Unleashing Transformers: Parallel Token Prediction with Discrete Absorbing Diffusion for Fast High-Resolution Image Generation from Vector-Quantized Codes

Summary

We propose a novel parallel token prediction approach for generating Vector-Quantized image representations that allows for significantly faster sampling than autoregressive approaches. During training, tokens are randomly masked in an order-agnostic manner and an unconstrained Transformer learns to predict the original tokens. Our approach is able to generate globally consistent images at resolutions exceeding that of the original training data by applying the network to various locations at once and aggregating outputs, allowing for much larger context regions. Our approach achieves state-of-the-art results in terms of Density and Coverage, and performs competitively on FID whilst offering advantages in terms of both computation and reduced training set requirements.

Samples
Examples of unconditional samples from our models. Our approach uses a discrete diffusion to generate high quality images optionally larger than the training data (right).
Samples
Samples from our models trained on LSUN Churches, FFHQ, and LSUN Bedroom.

Approach

First, a Vector-Quantized image model compresses images to a compact discrete latent space:

\[\boldsymbol{z}_q = q(E(\boldsymbol{x})), \quad \hat{\boldsymbol{x}} = G(\boldsymbol{z}_q),\] \[\text{where } q(\boldsymbol{z}_i) = \underset{\boldsymbol{c}_{j} \in \mathcal{C}}{\operatorname{min}}||\boldsymbol{z}_i - \boldsymbol{c}_j||\]
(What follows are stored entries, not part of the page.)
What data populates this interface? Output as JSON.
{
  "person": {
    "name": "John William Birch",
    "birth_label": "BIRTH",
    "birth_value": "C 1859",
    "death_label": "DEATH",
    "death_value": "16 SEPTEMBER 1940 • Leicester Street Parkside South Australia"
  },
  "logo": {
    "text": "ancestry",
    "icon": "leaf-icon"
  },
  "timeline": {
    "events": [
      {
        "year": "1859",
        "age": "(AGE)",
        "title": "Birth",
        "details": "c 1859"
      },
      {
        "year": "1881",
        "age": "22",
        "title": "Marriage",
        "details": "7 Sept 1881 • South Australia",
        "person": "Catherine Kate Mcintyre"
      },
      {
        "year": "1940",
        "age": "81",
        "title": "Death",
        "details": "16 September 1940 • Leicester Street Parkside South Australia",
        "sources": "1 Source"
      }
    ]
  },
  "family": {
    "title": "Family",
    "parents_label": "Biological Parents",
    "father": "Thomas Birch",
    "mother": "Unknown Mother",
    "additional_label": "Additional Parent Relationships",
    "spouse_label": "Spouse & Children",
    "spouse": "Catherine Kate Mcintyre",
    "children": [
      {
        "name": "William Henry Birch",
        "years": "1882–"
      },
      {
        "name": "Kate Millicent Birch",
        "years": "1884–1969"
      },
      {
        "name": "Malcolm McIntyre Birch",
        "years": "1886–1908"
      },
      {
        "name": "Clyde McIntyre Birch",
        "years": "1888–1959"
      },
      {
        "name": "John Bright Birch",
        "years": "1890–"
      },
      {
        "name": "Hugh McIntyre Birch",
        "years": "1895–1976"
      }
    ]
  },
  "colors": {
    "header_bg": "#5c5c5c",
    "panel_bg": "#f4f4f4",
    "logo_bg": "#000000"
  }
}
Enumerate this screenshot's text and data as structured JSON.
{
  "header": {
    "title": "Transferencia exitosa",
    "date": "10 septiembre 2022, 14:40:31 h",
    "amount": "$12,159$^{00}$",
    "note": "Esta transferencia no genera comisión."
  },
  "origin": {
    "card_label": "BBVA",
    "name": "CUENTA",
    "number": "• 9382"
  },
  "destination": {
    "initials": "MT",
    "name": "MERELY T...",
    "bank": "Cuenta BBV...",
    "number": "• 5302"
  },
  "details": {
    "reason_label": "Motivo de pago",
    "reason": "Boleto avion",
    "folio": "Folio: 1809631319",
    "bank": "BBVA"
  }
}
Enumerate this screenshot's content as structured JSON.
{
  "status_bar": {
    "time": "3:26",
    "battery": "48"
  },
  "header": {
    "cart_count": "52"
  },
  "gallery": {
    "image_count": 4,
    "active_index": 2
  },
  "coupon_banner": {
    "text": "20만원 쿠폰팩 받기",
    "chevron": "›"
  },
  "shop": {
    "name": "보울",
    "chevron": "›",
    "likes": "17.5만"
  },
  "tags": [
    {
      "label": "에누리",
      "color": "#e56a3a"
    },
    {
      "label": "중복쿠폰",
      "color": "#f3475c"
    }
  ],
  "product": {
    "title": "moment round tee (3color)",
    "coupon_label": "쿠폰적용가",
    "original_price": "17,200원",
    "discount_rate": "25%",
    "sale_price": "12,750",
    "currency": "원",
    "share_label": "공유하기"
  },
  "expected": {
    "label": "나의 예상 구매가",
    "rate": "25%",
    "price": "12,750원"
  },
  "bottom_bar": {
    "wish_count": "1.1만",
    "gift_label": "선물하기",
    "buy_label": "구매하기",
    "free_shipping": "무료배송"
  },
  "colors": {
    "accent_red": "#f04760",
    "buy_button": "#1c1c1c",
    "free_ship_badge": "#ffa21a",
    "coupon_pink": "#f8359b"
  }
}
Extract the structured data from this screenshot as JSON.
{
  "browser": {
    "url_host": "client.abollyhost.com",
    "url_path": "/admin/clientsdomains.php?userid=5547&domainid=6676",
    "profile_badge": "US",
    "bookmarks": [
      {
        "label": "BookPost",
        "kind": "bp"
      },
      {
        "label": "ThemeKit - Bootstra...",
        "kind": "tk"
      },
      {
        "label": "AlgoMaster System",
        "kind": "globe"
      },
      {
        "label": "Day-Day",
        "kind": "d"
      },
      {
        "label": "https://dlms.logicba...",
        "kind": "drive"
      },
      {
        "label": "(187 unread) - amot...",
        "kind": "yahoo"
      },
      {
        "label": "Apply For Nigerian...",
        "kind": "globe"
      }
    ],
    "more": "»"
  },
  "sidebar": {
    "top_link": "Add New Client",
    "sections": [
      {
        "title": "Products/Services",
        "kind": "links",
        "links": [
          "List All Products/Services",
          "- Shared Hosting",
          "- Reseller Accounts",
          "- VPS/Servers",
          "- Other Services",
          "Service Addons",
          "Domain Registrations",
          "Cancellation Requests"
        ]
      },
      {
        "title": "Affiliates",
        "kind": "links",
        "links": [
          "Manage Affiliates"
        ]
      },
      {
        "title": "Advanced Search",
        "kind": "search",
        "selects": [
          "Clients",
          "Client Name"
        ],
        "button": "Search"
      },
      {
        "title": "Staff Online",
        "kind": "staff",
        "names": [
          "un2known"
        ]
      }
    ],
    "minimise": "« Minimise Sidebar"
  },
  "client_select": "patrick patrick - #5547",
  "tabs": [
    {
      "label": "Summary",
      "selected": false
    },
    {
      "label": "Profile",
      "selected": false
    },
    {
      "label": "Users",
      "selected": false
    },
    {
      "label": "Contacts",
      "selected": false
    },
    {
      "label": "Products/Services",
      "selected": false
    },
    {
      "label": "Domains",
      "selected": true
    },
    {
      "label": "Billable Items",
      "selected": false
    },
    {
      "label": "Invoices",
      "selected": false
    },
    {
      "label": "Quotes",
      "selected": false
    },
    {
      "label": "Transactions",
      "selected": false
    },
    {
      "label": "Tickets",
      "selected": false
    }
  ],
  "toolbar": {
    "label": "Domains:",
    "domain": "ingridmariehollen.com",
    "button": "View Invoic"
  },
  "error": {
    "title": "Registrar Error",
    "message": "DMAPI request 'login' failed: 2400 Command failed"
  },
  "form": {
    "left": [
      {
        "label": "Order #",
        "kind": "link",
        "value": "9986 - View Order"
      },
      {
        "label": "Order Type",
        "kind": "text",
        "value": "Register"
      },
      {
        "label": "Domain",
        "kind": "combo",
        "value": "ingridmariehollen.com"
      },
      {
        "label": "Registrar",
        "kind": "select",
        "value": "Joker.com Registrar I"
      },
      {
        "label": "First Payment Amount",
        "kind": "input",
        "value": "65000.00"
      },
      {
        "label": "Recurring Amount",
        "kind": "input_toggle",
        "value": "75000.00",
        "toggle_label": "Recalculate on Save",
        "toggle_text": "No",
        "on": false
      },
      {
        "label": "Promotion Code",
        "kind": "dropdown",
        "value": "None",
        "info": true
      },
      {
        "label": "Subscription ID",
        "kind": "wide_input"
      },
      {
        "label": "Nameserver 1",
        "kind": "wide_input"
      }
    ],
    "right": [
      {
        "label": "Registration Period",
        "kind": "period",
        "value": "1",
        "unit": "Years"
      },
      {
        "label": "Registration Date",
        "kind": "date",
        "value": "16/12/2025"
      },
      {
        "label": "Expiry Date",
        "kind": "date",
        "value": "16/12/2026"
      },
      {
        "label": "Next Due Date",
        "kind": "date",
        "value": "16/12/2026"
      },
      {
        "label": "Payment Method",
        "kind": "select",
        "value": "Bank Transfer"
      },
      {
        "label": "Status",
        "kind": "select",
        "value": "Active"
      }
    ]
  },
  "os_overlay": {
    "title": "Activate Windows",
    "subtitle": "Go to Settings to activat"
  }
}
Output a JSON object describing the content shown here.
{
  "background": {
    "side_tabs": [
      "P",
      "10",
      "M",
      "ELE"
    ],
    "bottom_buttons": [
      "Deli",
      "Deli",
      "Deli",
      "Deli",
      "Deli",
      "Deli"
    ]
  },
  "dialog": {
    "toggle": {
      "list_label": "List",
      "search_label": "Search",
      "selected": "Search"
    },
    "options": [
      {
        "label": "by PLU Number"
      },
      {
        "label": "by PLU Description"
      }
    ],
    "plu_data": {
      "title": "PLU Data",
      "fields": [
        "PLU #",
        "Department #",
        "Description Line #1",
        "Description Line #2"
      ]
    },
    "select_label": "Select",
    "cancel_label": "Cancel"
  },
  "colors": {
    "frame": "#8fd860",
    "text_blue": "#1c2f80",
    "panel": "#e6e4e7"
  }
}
Subsequently, an absorbing diffusion model learns to model the latent distribution by gradually unmasking latents

\[p_\theta(\boldsymbol{x}_{0:T}) = p_\theta(\boldsymbol{x}_T) \prod_{t=1}^T p_\theta(\boldsymbol{x}_{t-1}|\boldsymbol{x}_t)\]

Efficient training is possible by optimising the ELBO,

\[\mathbb{E}_{q(\boldsymbol{z}_0)} \Bigg[ \sum_{t=1}^T \frac{1}{t} \mathbb{E}_{q(\boldsymbol{z}_t|\boldsymbol{z}_0)} \Big[ \sum_{[\boldsymbol{z}_t]_i=m}\log p_\theta([\boldsymbol{z}_0]_i|\boldsymbol{z}_t) \Big] \Bigg]\]

By skipping time steps, sampling can be significantly faster than autoregressive approaches.

Diagram
Our approach uses a discrete absorbing diffusion model to represent Vector-Quantized images allowing fast high-resolution image generation. Specifically, after compressing images to an information-rich discrete space, elements are randomly masked and an unconstrained Transformer is trained to predict the original data, using global context to ensure samples are consistent and high quality.

Evaluation

We evaluate our approach on three high resolution 256x256 datasets, LSUN Churches, LSUN Bedroom, and FFHQ. Below are the quantitative results compared to other approaches. Samples obtained with a temperature value of 1.0 on the LSUN datasets achieves the highest Precision, Density, and Coverage; indicating that the data and sample manifolds have the most overlap. On FFHQ our approach achieves the highest Precision and Recall. Despite using a fraction of the number of parameters compared to other Vector-Quantized image models, our approach achieves substantially lower FID scores.

By predicting tokens in parallel, faster sampling is possible. Specifically, we use a simple step skipping scheme: evenly skipping a constant number of steps to meet some fixed computational budget. As expected, FID increases with fewer sampling steps. However, the increase in FID is minor relative to the improvement in sampling speed.

Table
Quantitative evaluation of our approach on FFHQ, LSUN Bedroom and LSUN Churches. Despite having significantly fewer parameters, our approach achieves lower FID than other Vector-Quantized image modelling approaches.
Big Samples
Examples of samples generated by our model that are larger than those observed in the training data. Global consistency is encouraged by applying the denoising network to all parts of the image and aggregating probabilities.
Random samples from a model trained on LSUN Churches Random samples from a model trained on LSUN Bedroom Random samples from a model trained on FFHQ
Non-cherry picked samples from our models trained on LSUN Churches, LSUN Bedroom, and FFHQ.
Nearest Neighbours in the training data of samples for LSUN Churches Nearest Neighbours in the training data of samples for LSUN Bedroom Nearest Neighbours in the training data of samples for LSUN FFHQ
Nearest neighbours for a model trained on various datasets based on LPIPS distance. The left columns contain samples from our model and the right columns contain the nearest neighbours in the training set (increasing in distance from left to right).
Image inpainting Big Bedrooms Temperature figure
Additional figures from our paper. Left: unlike autoregressive priors, our approach allows internal image regions to edited directly. Middle: unconditional samples from a model trained on LSUN Bedroom larger than images in the training dataset. Right: impact of sampling temperature on diversity, for small temperature changes it is less obvious how bias has changed.